Cette expérience est la première que nous avons réalisé avec le dispositif. De ce fait, le dispositif présentait certains défauts que nous avons corrigé par la suite. En particulier le fichier de "rétine" a été construit par la méthode des rectangles (voir chap. 3). Si cette méthode est meilleure que la technique d'origine consistant à choisir les centres des champs récepteurs aléatoirement dans l'image, certains défauts n'étaient pas totalement corrigés. En particulier, les rétines présentaient parfois des zones sous-échantillonnées où le sujet perdait momentanément la cible : le sujet 1 et le sujet 3 en ont fait la remarque à la fin de l'expérience.

Par ailleurs, l'application de la transformation logarithmique aux échantillons dans les groupes "Log2" et "Log4" produit des effets de bord qui ont tendance à rétrécir le champ de la caméra. Ce rétrécissement est de l'ordre de 10% pour les rétines "Log2" et de 20% pour les rétines "Log4". Il est évident que si le champ est plus petit, la tâche est plus facile. Néanmoins, cet élément peut difficilement rendre compte de la taille de l'effet observé : les performances varient de 50% entre le groupe uniforme et les groupes spatialement variant. Par ailleurs, on n'observe pas de différence significative de performance entre le groupe "Log2" et le groupe "Log4" alors qu'il y a la même différence en matière de rétrécissement du champ entre ces deux groupes qu'entre le groupe "Unif" et le groupe "Log2".

Enfin, nous n'avons pas songé pour cette première expérience à faire en sorte que l'opérateur ne sache pas dans quel groupe était le sujet. Le protocole est donc en simple aveugle. Toutefois, il est peu vraisemblable que l'opérateur ait influencé les résultats. Il ne pouvait en particulier en aucun cas influencer directement sur les résultats de l'expérience, puisque c'est le sujet qui déterminait le décours des essais.

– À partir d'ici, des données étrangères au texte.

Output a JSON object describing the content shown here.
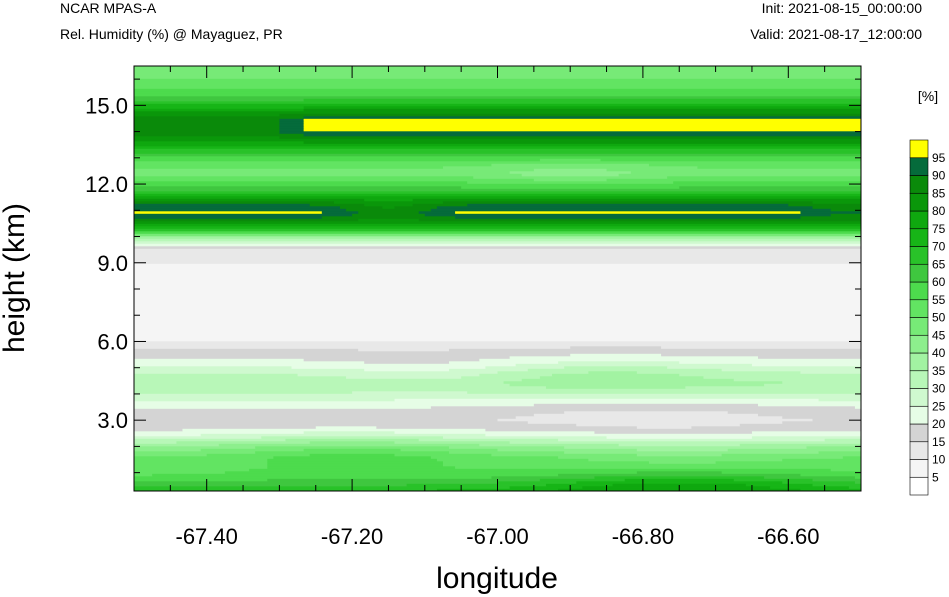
{
  "header": {
    "model": "NCAR MPAS-A",
    "field": "Rel. Humidity (%) @ Mayaguez, PR",
    "init": "Init: 2021-08-15_00:00:00",
    "valid": "Valid: 2021-08-17_12:00:00"
  },
  "chart_data": {
    "type": "heatmap",
    "xlabel": "longitude",
    "ylabel": "height (km)",
    "xlim": [
      -67.5,
      -66.5
    ],
    "ylim": [
      0.3,
      16.5
    ],
    "x_ticks": [
      -67.4,
      -67.2,
      -67.0,
      -66.8,
      -66.6
    ],
    "x_tick_labels": [
      "-67.40",
      "-67.20",
      "-67.00",
      "-66.80",
      "-66.60"
    ],
    "y_ticks": [
      3,
      6,
      9,
      12,
      15
    ],
    "y_tick_labels": [
      "3.0",
      "6.0",
      "9.0",
      "12.0",
      "15.0"
    ],
    "colorbar": {
      "unit": "[%]",
      "levels": [
        5,
        10,
        15,
        20,
        25,
        30,
        35,
        40,
        45,
        50,
        55,
        60,
        65,
        70,
        75,
        80,
        85,
        90,
        95
      ],
      "labels": [
        "5",
        "10",
        "15",
        "20",
        "25",
        "30",
        "35",
        "40",
        "45",
        "50",
        "55",
        "60",
        "65",
        "70",
        "75",
        "80",
        "85",
        "90",
        "95"
      ],
      "colors": [
        "#ffffff",
        "#f5f5f5",
        "#e8e8e8",
        "#d4d4d4",
        "#e6fde6",
        "#cff9cf",
        "#b8f7b8",
        "#a2f3a2",
        "#8def8d",
        "#77ea77",
        "#62e462",
        "#4ddb4d",
        "#3fc73f",
        "#29c229",
        "#17b517",
        "#0fa80f",
        "#0a970a",
        "#0a8a0a",
        "#056b3b",
        "#ffff00"
      ]
    },
    "profile": {
      "heights_km": [
        0.3,
        0.6,
        0.9,
        1.2,
        1.6,
        2.0,
        2.4,
        2.7,
        3.0,
        3.3,
        3.6,
        4.0,
        4.4,
        4.8,
        5.2,
        5.5,
        5.8,
        6.2,
        6.8,
        7.5,
        8.3,
        9.0,
        9.5,
        10.0,
        10.3,
        10.6,
        10.9,
        11.2,
        11.5,
        11.8,
        12.1,
        12.4,
        12.8,
        13.2,
        13.6,
        13.9,
        14.2,
        14.5,
        14.8,
        15.1,
        15.4,
        15.8,
        16.2,
        16.5
      ],
      "rh_percent": [
        70,
        62,
        55,
        52,
        50,
        40,
        25,
        18,
        16,
        18,
        22,
        30,
        35,
        30,
        22,
        18,
        14,
        7,
        6,
        6,
        7,
        10,
        15,
        40,
        70,
        85,
        93,
        88,
        78,
        62,
        55,
        48,
        52,
        65,
        80,
        90,
        93,
        90,
        80,
        68,
        60,
        52,
        48,
        45
      ]
    }
  }
}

Ces autres facteurs potentiels ne sont donc pas à même de rendre compte à eux seuls des résultats de l'expérience. Ils restent néanmoins à prendre en compte dans l'analyse.

4.1.5 Conclusion

Dans cette expérience, nous avons testé, chez des sujets voyants équipés du dispositif TheVIBE, l'effet d'un échantillonnage spatialement variant biomimétique sur l'une des premières capacité accessible lors du développement du système visuel humain : la capacité de réaliser des saccades vers une cible visuelle.

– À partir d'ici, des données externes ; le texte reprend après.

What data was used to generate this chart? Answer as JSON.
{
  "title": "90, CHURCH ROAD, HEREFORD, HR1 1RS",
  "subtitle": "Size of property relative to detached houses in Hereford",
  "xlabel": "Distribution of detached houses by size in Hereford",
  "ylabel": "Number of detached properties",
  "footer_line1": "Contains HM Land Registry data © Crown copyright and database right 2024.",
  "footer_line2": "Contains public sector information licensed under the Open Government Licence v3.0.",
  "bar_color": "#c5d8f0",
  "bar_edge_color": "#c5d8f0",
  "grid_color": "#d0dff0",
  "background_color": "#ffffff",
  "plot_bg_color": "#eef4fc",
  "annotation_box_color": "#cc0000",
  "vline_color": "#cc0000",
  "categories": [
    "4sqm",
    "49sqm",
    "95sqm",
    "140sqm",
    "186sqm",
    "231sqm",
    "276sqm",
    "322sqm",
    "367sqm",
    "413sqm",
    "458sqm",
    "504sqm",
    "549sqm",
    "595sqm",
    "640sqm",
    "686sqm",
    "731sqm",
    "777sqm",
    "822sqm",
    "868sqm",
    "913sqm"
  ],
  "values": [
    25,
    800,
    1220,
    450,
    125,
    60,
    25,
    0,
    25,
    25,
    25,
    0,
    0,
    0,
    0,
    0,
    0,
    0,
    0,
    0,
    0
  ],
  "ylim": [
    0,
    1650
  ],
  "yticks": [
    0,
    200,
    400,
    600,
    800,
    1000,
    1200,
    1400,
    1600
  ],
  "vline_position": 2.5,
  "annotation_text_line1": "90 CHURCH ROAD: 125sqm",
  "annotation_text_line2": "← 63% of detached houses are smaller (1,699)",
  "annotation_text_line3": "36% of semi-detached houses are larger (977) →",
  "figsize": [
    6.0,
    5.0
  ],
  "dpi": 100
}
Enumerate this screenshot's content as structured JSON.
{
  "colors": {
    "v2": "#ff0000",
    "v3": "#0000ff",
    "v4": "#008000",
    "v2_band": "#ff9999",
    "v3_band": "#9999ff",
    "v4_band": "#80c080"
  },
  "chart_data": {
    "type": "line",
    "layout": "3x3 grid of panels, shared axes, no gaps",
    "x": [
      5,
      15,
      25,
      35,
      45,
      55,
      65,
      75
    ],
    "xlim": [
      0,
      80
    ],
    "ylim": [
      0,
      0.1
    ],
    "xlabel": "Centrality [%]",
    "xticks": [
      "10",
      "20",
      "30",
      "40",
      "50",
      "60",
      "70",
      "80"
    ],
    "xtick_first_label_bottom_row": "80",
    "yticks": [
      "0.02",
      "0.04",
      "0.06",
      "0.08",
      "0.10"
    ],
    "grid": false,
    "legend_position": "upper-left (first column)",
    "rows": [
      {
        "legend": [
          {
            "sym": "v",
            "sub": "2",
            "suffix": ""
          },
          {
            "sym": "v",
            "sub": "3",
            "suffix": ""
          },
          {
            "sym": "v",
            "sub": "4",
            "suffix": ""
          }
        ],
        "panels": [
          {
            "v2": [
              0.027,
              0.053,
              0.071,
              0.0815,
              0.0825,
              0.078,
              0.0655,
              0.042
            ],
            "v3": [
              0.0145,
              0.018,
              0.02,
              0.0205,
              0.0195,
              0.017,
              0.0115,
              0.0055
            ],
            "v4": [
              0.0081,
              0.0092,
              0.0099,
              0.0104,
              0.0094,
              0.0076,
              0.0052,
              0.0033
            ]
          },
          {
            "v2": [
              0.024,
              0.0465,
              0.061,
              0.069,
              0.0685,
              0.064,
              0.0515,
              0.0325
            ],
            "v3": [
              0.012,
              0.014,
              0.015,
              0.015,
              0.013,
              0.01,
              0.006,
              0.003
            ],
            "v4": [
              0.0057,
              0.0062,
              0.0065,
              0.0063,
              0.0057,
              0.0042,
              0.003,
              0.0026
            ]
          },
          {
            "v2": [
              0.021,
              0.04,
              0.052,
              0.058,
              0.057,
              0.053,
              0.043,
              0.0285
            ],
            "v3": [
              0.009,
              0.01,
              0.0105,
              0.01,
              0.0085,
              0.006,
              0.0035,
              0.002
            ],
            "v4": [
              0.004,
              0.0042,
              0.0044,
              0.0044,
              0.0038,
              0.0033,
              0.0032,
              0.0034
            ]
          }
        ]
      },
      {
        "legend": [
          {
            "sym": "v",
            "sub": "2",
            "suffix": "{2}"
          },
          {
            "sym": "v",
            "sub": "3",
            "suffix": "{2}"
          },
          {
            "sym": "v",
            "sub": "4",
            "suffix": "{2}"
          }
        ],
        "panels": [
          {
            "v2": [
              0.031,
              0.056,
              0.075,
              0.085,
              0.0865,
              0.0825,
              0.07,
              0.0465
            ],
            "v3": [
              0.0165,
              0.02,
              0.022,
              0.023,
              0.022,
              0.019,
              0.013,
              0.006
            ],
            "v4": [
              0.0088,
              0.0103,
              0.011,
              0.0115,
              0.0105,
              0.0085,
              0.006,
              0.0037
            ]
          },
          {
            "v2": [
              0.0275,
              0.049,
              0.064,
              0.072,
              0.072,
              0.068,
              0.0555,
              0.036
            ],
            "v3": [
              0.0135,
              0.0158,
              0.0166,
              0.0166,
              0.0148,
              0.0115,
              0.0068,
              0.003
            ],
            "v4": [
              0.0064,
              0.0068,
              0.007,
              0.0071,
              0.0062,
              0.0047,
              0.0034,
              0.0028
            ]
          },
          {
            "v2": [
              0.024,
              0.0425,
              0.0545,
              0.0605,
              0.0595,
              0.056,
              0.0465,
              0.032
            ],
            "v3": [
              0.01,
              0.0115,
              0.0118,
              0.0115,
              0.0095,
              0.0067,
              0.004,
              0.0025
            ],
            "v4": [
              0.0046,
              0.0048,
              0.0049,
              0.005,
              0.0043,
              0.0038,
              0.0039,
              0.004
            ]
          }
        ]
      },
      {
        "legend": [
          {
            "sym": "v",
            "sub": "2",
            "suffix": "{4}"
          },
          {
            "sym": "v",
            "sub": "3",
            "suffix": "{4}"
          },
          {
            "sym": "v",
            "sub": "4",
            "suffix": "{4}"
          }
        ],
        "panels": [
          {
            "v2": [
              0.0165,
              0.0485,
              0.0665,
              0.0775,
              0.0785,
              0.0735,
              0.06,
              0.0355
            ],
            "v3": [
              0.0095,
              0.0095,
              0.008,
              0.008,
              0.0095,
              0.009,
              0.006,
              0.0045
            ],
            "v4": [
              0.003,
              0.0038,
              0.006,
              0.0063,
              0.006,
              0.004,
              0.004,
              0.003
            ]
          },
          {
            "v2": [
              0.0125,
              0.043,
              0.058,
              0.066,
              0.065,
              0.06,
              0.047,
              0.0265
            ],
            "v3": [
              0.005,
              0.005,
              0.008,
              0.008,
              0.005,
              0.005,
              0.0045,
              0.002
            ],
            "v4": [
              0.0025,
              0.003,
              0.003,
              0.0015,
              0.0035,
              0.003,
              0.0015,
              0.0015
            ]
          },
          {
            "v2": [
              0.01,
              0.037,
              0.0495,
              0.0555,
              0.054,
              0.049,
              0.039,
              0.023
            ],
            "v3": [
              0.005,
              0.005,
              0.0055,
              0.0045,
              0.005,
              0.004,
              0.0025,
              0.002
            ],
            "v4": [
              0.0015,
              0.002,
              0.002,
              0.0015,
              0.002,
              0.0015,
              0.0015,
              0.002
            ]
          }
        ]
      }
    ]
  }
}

Pour cela, nous avons constitué trois groupes de sujets, dans lesquels l'échantillonnage était soit uniforme, soit spatialement variant avec un taux de magnification central de 2, soit spatialement variant avec un taux de magnification central de 4.

Nous avons placé les sujets devant un grand écran sur lequel nous affichons des cibles lumineuses sur un fond noir. Après une phase de prise en main d'environ 45 minutes, nous avons demandé aux sujets de "fixer la cible visuelle, c'est à dire de mettre la cible au centre du champ perceptif". Nous avons mesuré la durée mise par le sujet pour réaliser l'essai ainsi que la dispersion des positions de la cible à la fin de chaque essai.

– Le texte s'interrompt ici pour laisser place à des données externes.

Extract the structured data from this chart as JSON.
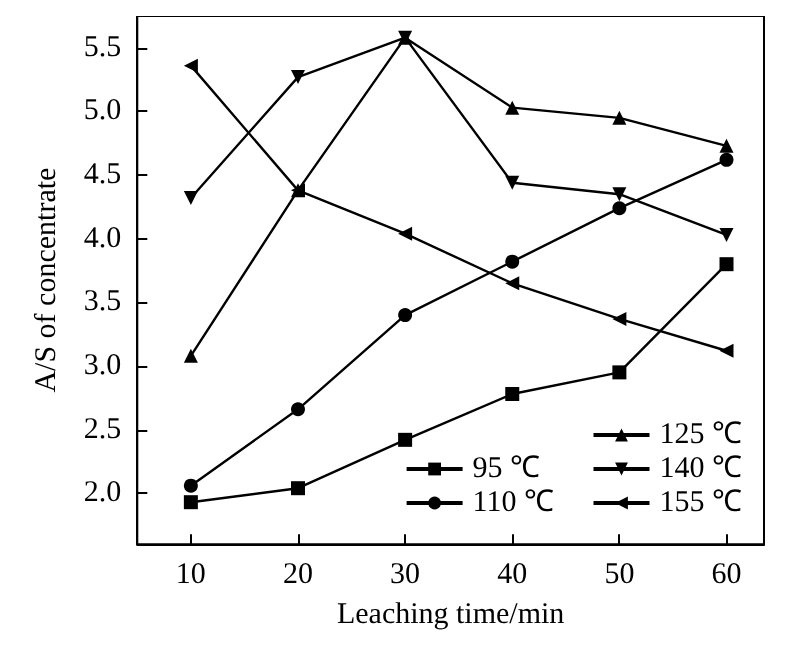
{
  "chart_data": {
    "type": "line",
    "xlabel": "Leaching time/min",
    "ylabel": "A/S of concentrate",
    "x": [
      10,
      20,
      30,
      40,
      50,
      60
    ],
    "xlim": [
      5,
      63.5
    ],
    "xticks": [
      10,
      20,
      30,
      40,
      50,
      60
    ],
    "ylim": [
      1.6,
      5.75
    ],
    "yticks": [
      {
        "value": 2,
        "label": "2.0"
      },
      2.5,
      {
        "value": 3,
        "label": "3.0"
      },
      3.5,
      {
        "value": 4,
        "label": "4.0"
      },
      4.5,
      {
        "value": 5,
        "label": "5.0"
      },
      5.5
    ],
    "legend": "bottom right",
    "grid": false,
    "line_style": "solid",
    "series": [
      {
        "name": "95 ℃",
        "color": "#000000",
        "marker": "square",
        "values": [
          1.93,
          2.04,
          2.42,
          2.78,
          2.95,
          3.8
        ]
      },
      {
        "name": "110 ℃",
        "color": "#000000",
        "marker": "circle",
        "values": [
          2.06,
          2.66,
          3.4,
          3.82,
          4.24,
          4.62
        ]
      },
      {
        "name": "125 ℃",
        "color": "#000000",
        "marker": "triangle",
        "values": [
          3.08,
          4.38,
          5.58,
          5.03,
          4.95,
          4.73
        ]
      },
      {
        "name": "140 ℃",
        "color": "#000000",
        "marker": "triangle-down",
        "values": [
          4.32,
          5.27,
          5.58,
          4.44,
          4.35,
          4.03
        ]
      },
      {
        "name": "155 ℃",
        "color": "#000000",
        "marker": "triangle-left",
        "values": [
          5.36,
          4.38,
          4.04,
          3.65,
          3.37,
          3.12
        ]
      }
    ]
  }
}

Nous avons ainsi pu comparer les performances des sujets dans les trois groupes et constater que les sujets des groupes "spatialement variant" montrent des performances nettement supérieures à celles des sujets du groupe "uniforme". L'effet du taux de magnification dans les groupes "spatialement variant" est en revanche beaucoup plus discret.

pensons en particulier que l'existence d'un échantillonnage spatialement variant enrichit les contingences sensorimotrices du dispositif et que cela facilite la tâche de fixation. D'autres éléments sont toutefois à prendre en compte dans cette analyse et notamment l'effet de loupe associé à l'échantillonnage spatialement variant. Une analyse fine des trajectoires de la cible sur un plus grand nombre de sujets devrait permettre de mieux comprendre le phénomène observé.